Neue Klangdimensionen

Lich. Zwar nicht in vollem Umfang, doch musikalisch nicht weniger niveau- und glanzvoll lief das Dozentenkonzert der internationalen Meisterklasse für klassisches Saxofon am Wochenende im Mönchssaal der Stiftsruine Kloster Arnsburg ab. Diesmal kam als Instrument noch das Klavier hinzu, was sich als gelungener Einfall und Klangbereicherung erwies.
Vor 18 Jahren fand die erste internationale Meisterklasse für klassisches Saxofon in Laubach statt. Vor zehn Jahren begannen dann die Abschlusskonzerte im Kloster Arnsburg. »Seit zwei Jahren konnte keine Meisterklasse mehr stattfinden, die nächste wird in 2023 laufen«, berichtete Dr. Holger von Paucker, der Initiator der Reihe. Das Konzert wurde tags darauf in Bad Homburg wiederholt.
Meisterklasse wieder 2023
Im Mönchssaal nahmen Jan Schulte-Bunert (Sopransaxophon) und Pianist Florian von Radowitz beim Auftakt mit der Flötensonate g-Moll, BWV 1020 von Johann Sebastian Bach zunächst mit einem wunderschönen Saxofonklang für sich ein: warm, strahlend und mit perfekter Reinheit erfüllten sie den Raum. Der Klang war träumerisch, das Klavier glitt angenehm fließend dahin, bis sich im dritten Satz der barocke Charme wunderbar entfaltete.

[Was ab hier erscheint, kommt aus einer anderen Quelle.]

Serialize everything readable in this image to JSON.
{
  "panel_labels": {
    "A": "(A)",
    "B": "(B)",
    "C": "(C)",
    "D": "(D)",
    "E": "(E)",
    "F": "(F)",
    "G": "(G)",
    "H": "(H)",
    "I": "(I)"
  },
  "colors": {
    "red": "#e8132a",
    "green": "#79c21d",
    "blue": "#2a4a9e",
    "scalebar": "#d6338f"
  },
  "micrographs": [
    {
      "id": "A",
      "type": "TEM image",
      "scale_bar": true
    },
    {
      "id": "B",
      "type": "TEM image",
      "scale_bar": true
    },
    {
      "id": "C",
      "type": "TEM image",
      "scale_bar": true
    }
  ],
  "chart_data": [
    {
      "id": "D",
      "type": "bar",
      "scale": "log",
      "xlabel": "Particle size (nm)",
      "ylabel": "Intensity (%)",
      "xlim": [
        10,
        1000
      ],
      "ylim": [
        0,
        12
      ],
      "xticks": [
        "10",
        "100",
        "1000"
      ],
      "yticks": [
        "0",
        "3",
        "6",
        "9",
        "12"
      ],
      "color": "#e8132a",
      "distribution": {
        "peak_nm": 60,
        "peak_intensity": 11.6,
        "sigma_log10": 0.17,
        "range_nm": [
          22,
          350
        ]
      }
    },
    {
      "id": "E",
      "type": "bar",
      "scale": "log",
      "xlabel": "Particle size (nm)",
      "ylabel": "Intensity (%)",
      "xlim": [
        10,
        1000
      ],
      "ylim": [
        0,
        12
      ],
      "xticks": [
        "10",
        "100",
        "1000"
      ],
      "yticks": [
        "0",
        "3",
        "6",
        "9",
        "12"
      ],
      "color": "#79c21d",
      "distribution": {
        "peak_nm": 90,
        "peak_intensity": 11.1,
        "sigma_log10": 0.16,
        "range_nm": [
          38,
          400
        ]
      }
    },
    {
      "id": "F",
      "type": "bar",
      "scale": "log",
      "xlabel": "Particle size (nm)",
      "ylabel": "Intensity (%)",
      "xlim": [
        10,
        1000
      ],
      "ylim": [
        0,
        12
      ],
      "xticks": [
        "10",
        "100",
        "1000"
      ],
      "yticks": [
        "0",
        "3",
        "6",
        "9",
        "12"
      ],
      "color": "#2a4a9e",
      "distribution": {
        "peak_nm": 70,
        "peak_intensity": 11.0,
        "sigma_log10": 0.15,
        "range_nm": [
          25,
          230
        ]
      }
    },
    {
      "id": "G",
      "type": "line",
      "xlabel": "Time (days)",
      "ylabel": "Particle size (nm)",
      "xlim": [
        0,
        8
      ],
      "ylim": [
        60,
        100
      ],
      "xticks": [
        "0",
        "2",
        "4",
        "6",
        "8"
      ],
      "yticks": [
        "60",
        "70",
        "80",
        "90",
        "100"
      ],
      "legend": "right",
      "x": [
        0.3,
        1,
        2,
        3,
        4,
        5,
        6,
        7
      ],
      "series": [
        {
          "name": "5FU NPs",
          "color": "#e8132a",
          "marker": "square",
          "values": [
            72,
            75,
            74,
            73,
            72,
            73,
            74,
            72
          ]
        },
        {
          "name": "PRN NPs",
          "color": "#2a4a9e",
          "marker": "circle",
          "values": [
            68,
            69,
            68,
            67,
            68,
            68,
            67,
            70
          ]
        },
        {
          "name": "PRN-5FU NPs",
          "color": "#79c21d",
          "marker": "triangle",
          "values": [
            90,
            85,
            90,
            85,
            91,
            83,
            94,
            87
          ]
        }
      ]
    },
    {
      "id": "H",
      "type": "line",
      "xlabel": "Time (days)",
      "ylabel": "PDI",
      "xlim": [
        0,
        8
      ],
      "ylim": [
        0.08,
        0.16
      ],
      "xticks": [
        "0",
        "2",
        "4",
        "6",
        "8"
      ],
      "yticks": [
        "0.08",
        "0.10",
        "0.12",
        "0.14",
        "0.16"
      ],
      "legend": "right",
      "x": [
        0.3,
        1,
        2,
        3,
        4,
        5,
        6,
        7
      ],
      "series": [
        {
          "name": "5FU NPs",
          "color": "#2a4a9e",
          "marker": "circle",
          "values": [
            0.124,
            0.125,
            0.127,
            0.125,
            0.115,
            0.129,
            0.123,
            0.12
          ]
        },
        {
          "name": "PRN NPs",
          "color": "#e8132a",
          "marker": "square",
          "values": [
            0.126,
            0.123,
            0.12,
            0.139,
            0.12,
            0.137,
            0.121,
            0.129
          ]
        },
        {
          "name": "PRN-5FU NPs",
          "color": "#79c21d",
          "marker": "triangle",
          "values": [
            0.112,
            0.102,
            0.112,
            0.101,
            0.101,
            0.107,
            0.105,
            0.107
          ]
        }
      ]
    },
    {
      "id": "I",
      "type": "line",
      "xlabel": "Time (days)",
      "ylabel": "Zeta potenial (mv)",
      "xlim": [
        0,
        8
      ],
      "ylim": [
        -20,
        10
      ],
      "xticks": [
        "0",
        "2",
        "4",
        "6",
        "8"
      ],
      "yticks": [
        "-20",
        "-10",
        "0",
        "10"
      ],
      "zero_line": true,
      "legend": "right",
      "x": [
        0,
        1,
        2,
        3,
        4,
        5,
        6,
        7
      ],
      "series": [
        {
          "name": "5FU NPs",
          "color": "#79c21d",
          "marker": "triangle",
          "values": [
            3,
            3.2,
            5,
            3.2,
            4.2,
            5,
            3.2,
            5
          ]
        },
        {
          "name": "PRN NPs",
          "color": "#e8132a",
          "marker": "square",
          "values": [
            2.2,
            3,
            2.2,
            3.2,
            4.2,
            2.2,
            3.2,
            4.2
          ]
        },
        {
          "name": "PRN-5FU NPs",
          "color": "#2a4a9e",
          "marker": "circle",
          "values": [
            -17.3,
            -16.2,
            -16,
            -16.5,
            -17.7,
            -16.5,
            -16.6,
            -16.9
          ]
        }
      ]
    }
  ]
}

Simone Ehinger (Sopransaxophon) und von Radowitz am Klavier musizierten dann drei Romanzen von Robert Schumann für Oboe und Klavier op. 94 und zeigten ein wunderbar emotionales Spektrum. Ehinger musizierte mit klarem, schönem Klang, anscheinend mühelos. Das Klavier, zeigte sich sensibel, es gab kleinere tänzerische Einschübe.
Schulte-Bunert entpuppte sich zudem als eloquenter und witziger Moderator, als er Paul Hindemiths (1895-1963) Sonate für Altsaxofon und Klavier ankündigte. Er setzte am Altsaxofon mit Florian von Radowitz am Klavier einen besonderen Akzent der Rezeption (»Hindemith saß nicht nur im kalten Keller und dichtete karge Verse«). Die Musiker machten in der Klosterruine die Gleichzeitigkeit von sperrigen modernen sowie harmonischen Elementen reizvoll deutlich. Mit narrativem Duktus, rhythmisch und dynamisch und im dritten Satz einfach nur schön, war das etwas Besonderes.
Es folgte ein Saxofontrio mit Jan Schulte-Bunert (Sopran), Arno Bornkamp (Bariton) und Simone Ehinger (Alt), optisch etwas verloren auf der großen, von mächtigen Mauern eingefassten Bühne, im Klang dafür aber umso überzeugender. Sie realisierten Bachs Orgelsonate Nr. 2 in c-Moll, BWV 526. Das klang im sanften Hall der Stiftsruine glockenklar, in barockem Fluss und leichter Stimmung. Im zweiten Satz ein sanftes Gleiten, schön und geradezu lyrisch, schließlich mit Bachschem Groove: toll.
Simone Ehinger (Alt) musiziert sodann solo Thierry Escaichs (geboren 1965) »Lutte«. Zu hören waren einige Gluckser und Knackser wie im Free Jazz, und auch ansonsten herrschte große musikalische Freiheit. Die Ruine ließ den Klang wandern und sich verändern.
Es gab auch besinnliche Momente und schließlich ein sanftes Klappenstakkato.
Das Finale fand wieder im Saal statt, César Francks (1822-1890) Sonate für Violine und Klavier in A-Dur. Arno Bornkamp (Alt) und am Klavier Stanislav Boianov waren bestens disponiert. Es begann mit einem lyrischen, anmutigen Saxofonmonolog. Boianov spielte farbenreich und transparent, zum Ende hin immer dramatischer. Ein nachdenklicher Start des dritten Satzes und einige leicht jazzige Glissandi schlossen das Stück ab. Großartig die zum Ende hin gemeinsame immer intensivere Phase.
So war das Konzert ein hochbefriedigendes Musikerlebnis, erweitert um eine neue klangliche Dimension.